Au Bangladesh, une équipe de villageoises truste les victoires et dribble les préjugés

Le classement Fifa pointe l’équipe nationale de football du Bangladesh au 178e rang chez les hommes. L’équipe féminine fait beaucoup mieux : créée en 2009 et déjà 128e. Une dizaine de titulaires ont été formées dans le village de Kolsindur.

 

 

 

 

Ne cherchez pas Kolsindur sur la carte. Ce village, tout proche de la frontière indienne, est pourtant connu dans tout le Bangladesh. Minerai d’or ? Usine de textile ? Gisement de pétrole ? Non, équipe de football. Jusqu’en 2011, l’équipe masculine a tout perdu. Depuis 2011, l’équipe féminine a tout gagné. À tel point que le ministre des Sports a promis d’offrir un vrai terrain de football au club de foot féminin de Kolsindur. Un cadeau à 12.500 dollars qui récompense une suite ininterrompue de victoires.

 

Terrain miné

Tout a commencé à Kolsindur en 2011, quand l’entraîneur de l’équipe masculine, Mofiz Uddin, a créé une équipe féminine faute d’avoir pu gagner le moindre trophée grâce aux garçons. Quatre ans plus tard, une cinquantaine de gamines de 7 à 16 ans participent aux entraînements et aux matches de l’équipe. Sur un terrain encore artisanal, mais avec des crampons, des maillots et des shorts adaptés à la pratique sportive. Il n’en a pas toujours été ainsi. Aux débuts, les filles jouaient pieds nus et portaient la kurta (chemise ample) et le salwar (pantalon bouffant) traditionnels. Avec en guise de terrain un pré non débarrassé de ses déjections bovines avant les entraînements.

 

Le poids des traditions

Dans cette riante commune comme dans toute la région, on marie les filles dès 13 ans et la pratique sportive reste l’apanage des hommes. Treize ans, c’est l’âge où les familles considèrent qu’une jeune fille devient femme. Et une femme digne de ce nom, selon la tradition, se doit de trouver un « bon mari », de faire des enfants, de rester à la maison et de ne pratiquer aucun sport. Des familles traditionalistes continuent de s’y conformer, obligeant leurs filles à raccrocher les crampons dès qu’elles sont en âge de se marier et à travailler dans les champs dès qu’elles le peuvent. Ainsi de Ruma Akhter, 13 ans, qui a dû prendre sa retraite sportive, ou encore de Maria Manda, 13 ans, capitaine de l’équipe de football mais fille de ferme pour s’offrir de quoi manger. Malgré leur titre de championnes du Bangladesh…

 

Messi de Kolsindur rencontrerait Messi du Barça

Car l’équipe féminine de Kolsindur est devenue une machine à gagner, qu’il s’agisse de tournois ou du championnat du Bangladesh. La pression familiale et sociale reste forte, mais les succès de l’équipe lui ont valu un nombre croissant d’aficionados à l’intérieur même du village. Certains d’entre eux vont jusqu’à se cotiser pour accompagner l’équipe lors des matches à l’extérieur.

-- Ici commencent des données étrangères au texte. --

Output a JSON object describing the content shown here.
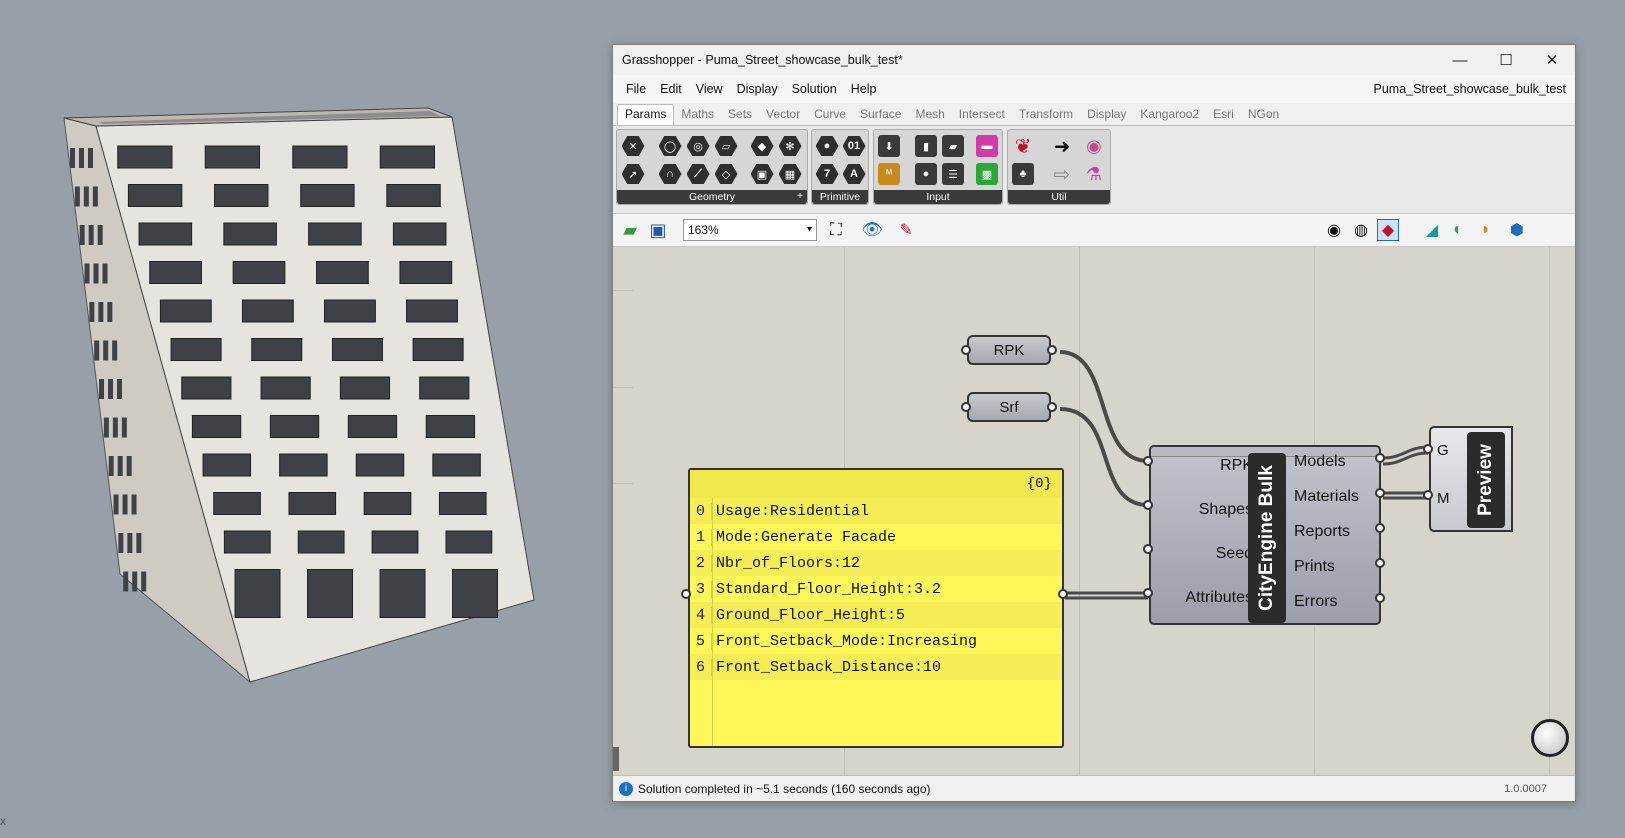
{
  "viewport": {
    "axis_label": "x"
  },
  "window": {
    "title": "Grasshopper - Puma_Street_showcase_bulk_test*",
    "minimize": "—",
    "maximize": "☐",
    "close": "✕"
  },
  "menu": {
    "items": [
      "File",
      "Edit",
      "View",
      "Display",
      "Solution",
      "Help"
    ],
    "document_name": "Puma_Street_showcase_bulk_test"
  },
  "tabs": [
    "Params",
    "Maths",
    "Sets",
    "Vector",
    "Curve",
    "Surface",
    "Mesh",
    "Intersect",
    "Transform",
    "Display",
    "Kangaroo2",
    "Esri",
    "NGon"
  ],
  "active_tab": "Params",
  "ribbon": {
    "panels": [
      "Geometry",
      "Primitive",
      "Input",
      "Util"
    ],
    "more": "+"
  },
  "toolbar": {
    "zoom": "163%"
  },
  "canvas": {
    "params": [
      {
        "label": "RPK"
      },
      {
        "label": "Srf"
      }
    ],
    "panel": {
      "path": "{0}",
      "rows": [
        {
          "index": "0",
          "text": "Usage:Residential"
        },
        {
          "index": "1",
          "text": "Mode:Generate Facade"
        },
        {
          "index": "2",
          "text": "Nbr_of_Floors:12"
        },
        {
          "index": "3",
          "text": "Standard_Floor_Height:3.2"
        },
        {
          "index": "4",
          "text": "Ground_Floor_Height:5"
        },
        {
          "index": "5",
          "text": "Front_Setback_Mode:Increasing"
        },
        {
          "index": "6",
          "text": "Front_Setback_Distance:10"
        }
      ]
    },
    "component": {
      "name": "CityEngine Bulk",
      "inputs": [
        "RPK",
        "Shapes",
        "Seed",
        "Attributes"
      ],
      "outputs": [
        "Models",
        "Materials",
        "Reports",
        "Prints",
        "Errors"
      ]
    },
    "preview": {
      "name": "Preview",
      "inputs": [
        "G",
        "M"
      ]
    }
  },
  "status": {
    "message": "Solution completed in ~5.1 seconds (160 seconds ago)",
    "version": "1.0.0007"
  },
  "colors": {
    "panel_yellow": "#fef75a",
    "canvas": "#d7d4cb",
    "background": "#97a0a8"
  }
}
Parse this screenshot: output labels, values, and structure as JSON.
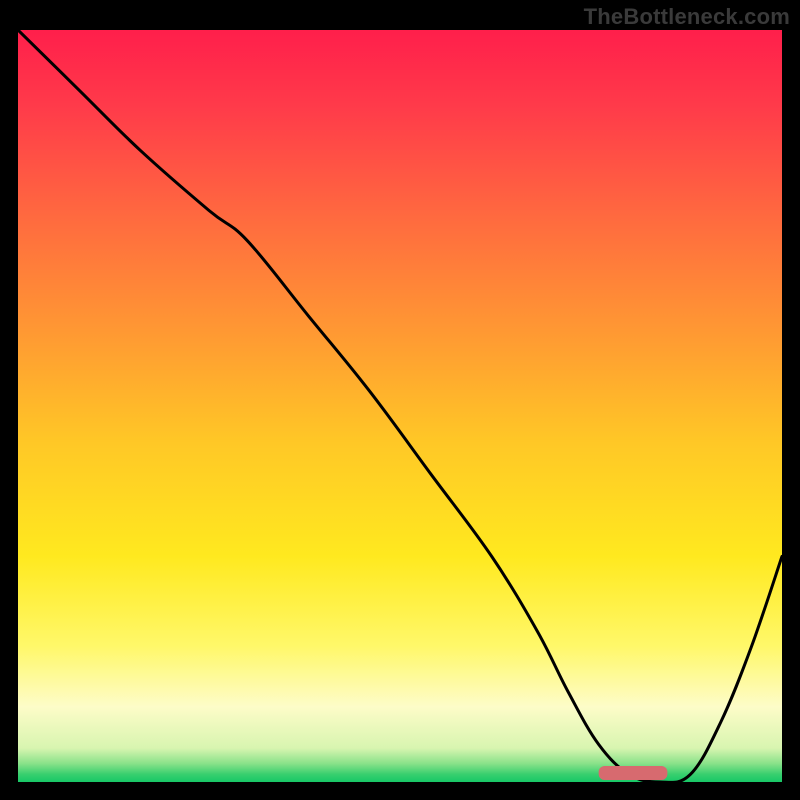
{
  "watermark": "TheBottleneck.com",
  "chart_data": {
    "type": "line",
    "title": "",
    "xlabel": "",
    "ylabel": "",
    "xlim": [
      0,
      100
    ],
    "ylim": [
      0,
      100
    ],
    "grid": false,
    "gradient_stops": [
      {
        "offset": 0.0,
        "color": "#ff1f4b"
      },
      {
        "offset": 0.1,
        "color": "#ff3a4a"
      },
      {
        "offset": 0.25,
        "color": "#ff6a3f"
      },
      {
        "offset": 0.4,
        "color": "#ff9833"
      },
      {
        "offset": 0.55,
        "color": "#ffc826"
      },
      {
        "offset": 0.7,
        "color": "#ffe91f"
      },
      {
        "offset": 0.82,
        "color": "#fff86a"
      },
      {
        "offset": 0.9,
        "color": "#fdfcc8"
      },
      {
        "offset": 0.955,
        "color": "#d8f5b0"
      },
      {
        "offset": 0.975,
        "color": "#8be28a"
      },
      {
        "offset": 0.99,
        "color": "#37cf6e"
      },
      {
        "offset": 1.0,
        "color": "#18c867"
      }
    ],
    "series": [
      {
        "name": "bottleneck-curve",
        "x": [
          0,
          8,
          16,
          25,
          30,
          38,
          46,
          54,
          62,
          68,
          72,
          76,
          80,
          84,
          88,
          92,
          96,
          100
        ],
        "y": [
          100,
          92,
          84,
          76,
          72,
          62,
          52,
          41,
          30,
          20,
          12,
          5,
          1,
          0,
          1,
          8,
          18,
          30
        ]
      }
    ],
    "marker": {
      "name": "optimum-range",
      "x_start": 76,
      "x_end": 85,
      "y": 1.2,
      "color": "#d76a6f"
    }
  }
}
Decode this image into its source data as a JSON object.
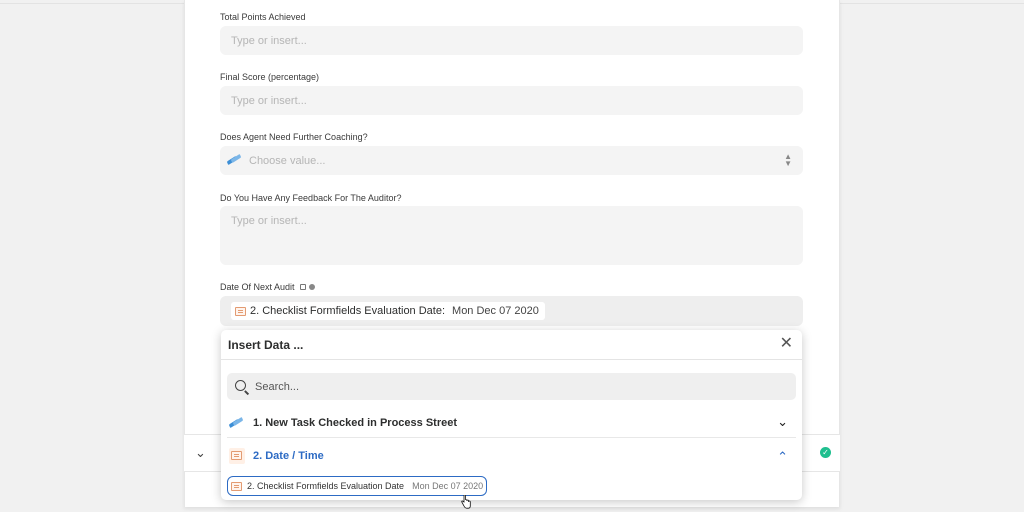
{
  "colors": {
    "accent": "#2d6bc4",
    "success": "#1fbf8f",
    "field_bg": "#f4f4f4"
  },
  "fields": [
    {
      "label": "Total Points Achieved",
      "placeholder": "Type or insert..."
    },
    {
      "label": "Final Score (percentage)",
      "placeholder": "Type or insert..."
    },
    {
      "label": "Does Agent Need Further Coaching?",
      "placeholder": "Choose value..."
    },
    {
      "label": "Do You Have Any Feedback For The Auditor?",
      "placeholder": "Type or insert..."
    }
  ],
  "date_field": {
    "label": "Date Of Next Audit",
    "chip_label": "2. Checklist Formfields Evaluation Date:",
    "chip_value": "Mon Dec 07 2020"
  },
  "insert_data": {
    "title": "Insert Data ...",
    "search_placeholder": "Search...",
    "groups": [
      {
        "label": "1. New Task Checked in Process Street",
        "icon": "process-street-icon",
        "expanded": false
      },
      {
        "label": "2. Date / Time",
        "icon": "date-time-icon",
        "expanded": true
      }
    ],
    "items": [
      {
        "label": "2. Checklist Formfields Evaluation Date",
        "value": "Mon Dec 07 2020"
      }
    ]
  }
}
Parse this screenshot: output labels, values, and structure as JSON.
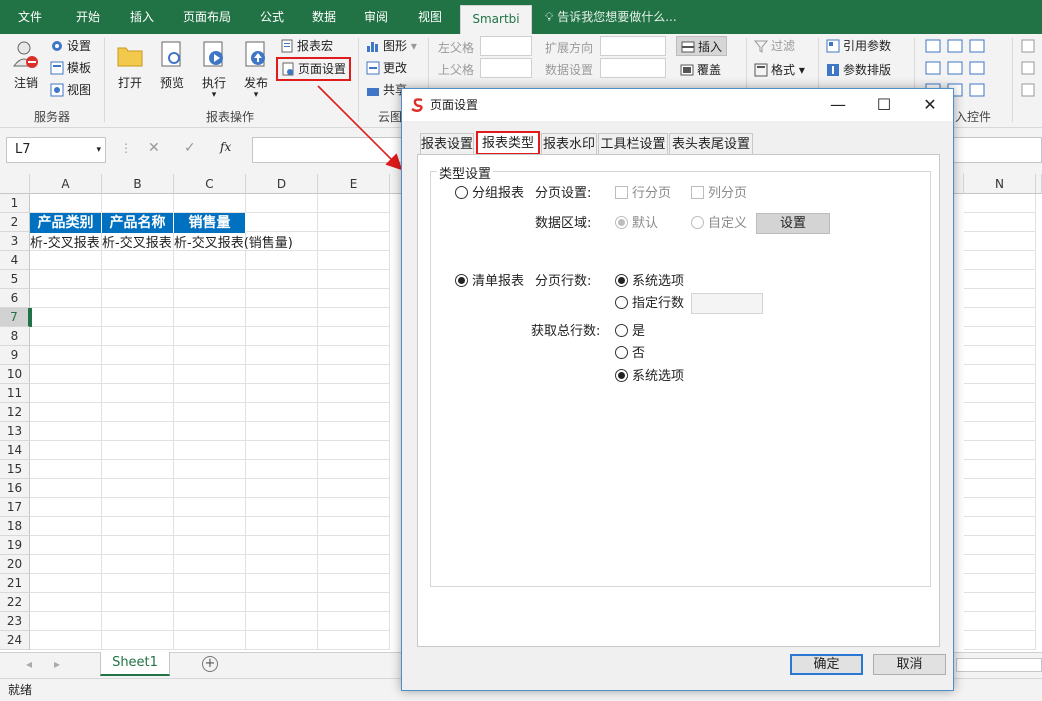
{
  "ribbon_tabs": [
    {
      "label": "文件"
    },
    {
      "label": "开始"
    },
    {
      "label": "插入"
    },
    {
      "label": "页面布局"
    },
    {
      "label": "公式"
    },
    {
      "label": "数据"
    },
    {
      "label": "审阅"
    },
    {
      "label": "视图"
    },
    {
      "label": "Smartbi"
    }
  ],
  "tell_me": "告诉我您想要做什么...",
  "ribbon": {
    "server": {
      "logout": "注销",
      "settings": "设置",
      "template": "模板",
      "view": "视图",
      "group": "服务器"
    },
    "report_ops": {
      "open": "打开",
      "preview": "预览",
      "execute": "执行",
      "publish": "发布",
      "macro": "报表宏",
      "page_setup": "页面设置",
      "group": "报表操作"
    },
    "cloud": {
      "chart": "图形",
      "change": "更改",
      "share": "共享",
      "group": "云图"
    },
    "cell": {
      "left_parent": "左父格",
      "top_parent": "上父格",
      "expand_dir": "扩展方向",
      "data_setting": "数据设置"
    },
    "insert_group": {
      "insert": "插入",
      "overwrite": "覆盖"
    },
    "filter": {
      "filter": "过滤",
      "format": "格式"
    },
    "params": {
      "ref_param": "引用参数",
      "param_layout": "参数排版"
    },
    "controls_group": "入控件"
  },
  "formula_bar": {
    "name_box": "L7",
    "fx": "fx"
  },
  "grid": {
    "columns": [
      "A",
      "B",
      "C",
      "D",
      "E",
      "N"
    ],
    "rows": [
      "1",
      "2",
      "3",
      "4",
      "5",
      "6",
      "7",
      "8",
      "9",
      "10",
      "11",
      "12",
      "13",
      "14",
      "15",
      "16",
      "17",
      "18",
      "19",
      "20",
      "21",
      "22",
      "23",
      "24"
    ],
    "headers": [
      "产品类别",
      "产品名称",
      "销售量"
    ],
    "row3": [
      "析-交叉报表",
      "析-交叉报表",
      "析-交叉报表(销售量)"
    ]
  },
  "sheet_tab": "Sheet1",
  "status": "就绪",
  "dialog": {
    "title": "页面设置",
    "tabs": [
      "报表设置",
      "报表类型",
      "报表水印",
      "工具栏设置",
      "表头表尾设置"
    ],
    "legend": "类型设置",
    "group_report": "分组报表",
    "paging_setting": "分页设置:",
    "row_paging": "行分页",
    "col_paging": "列分页",
    "data_area": "数据区域:",
    "default": "默认",
    "custom": "自定义",
    "set_btn": "设置",
    "list_report": "清单报表",
    "page_rows": "分页行数:",
    "system_option": "系统选项",
    "specified_rows": "指定行数",
    "get_total": "获取总行数:",
    "yes": "是",
    "no": "否",
    "system_option2": "系统选项",
    "ok": "确定",
    "cancel": "取消"
  },
  "colors": {
    "excel_green": "#217346",
    "header_blue": "#0070c0",
    "highlight_red": "#e01b1b"
  }
}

Une footballeuse incarne plus que toute autre cette résistance face aux préjugés, cette rage de vaincre, cette volonté d’excellence. Il s’agit en l’occurrence de Tahura Khatun. Surnommée la « Messi de Kolsindur », l’attaquante de 12 ans mérite autant son surnom que son poste. Attaquer les préjugés, elle le fait tous les jours contre ceux de sa famille, qui se désespère de la voir pratiquer un sport si peu propice à lui obtenir un « bon mari ». Mais la jeune sociétaire de Kolsindur et de l’équipe nationale ne parle que foot, ne rêve que foot et, en plus d’empiler les victoires, elle aimerait bien apprendre quelques trucs techniques et tactiques de son idole : Messi. Mais pour cela, il faudrait que Messi vienne à Kolsindur… ou que le Barça s’intéresse à Tahura Khatun. L’invitation est lancée.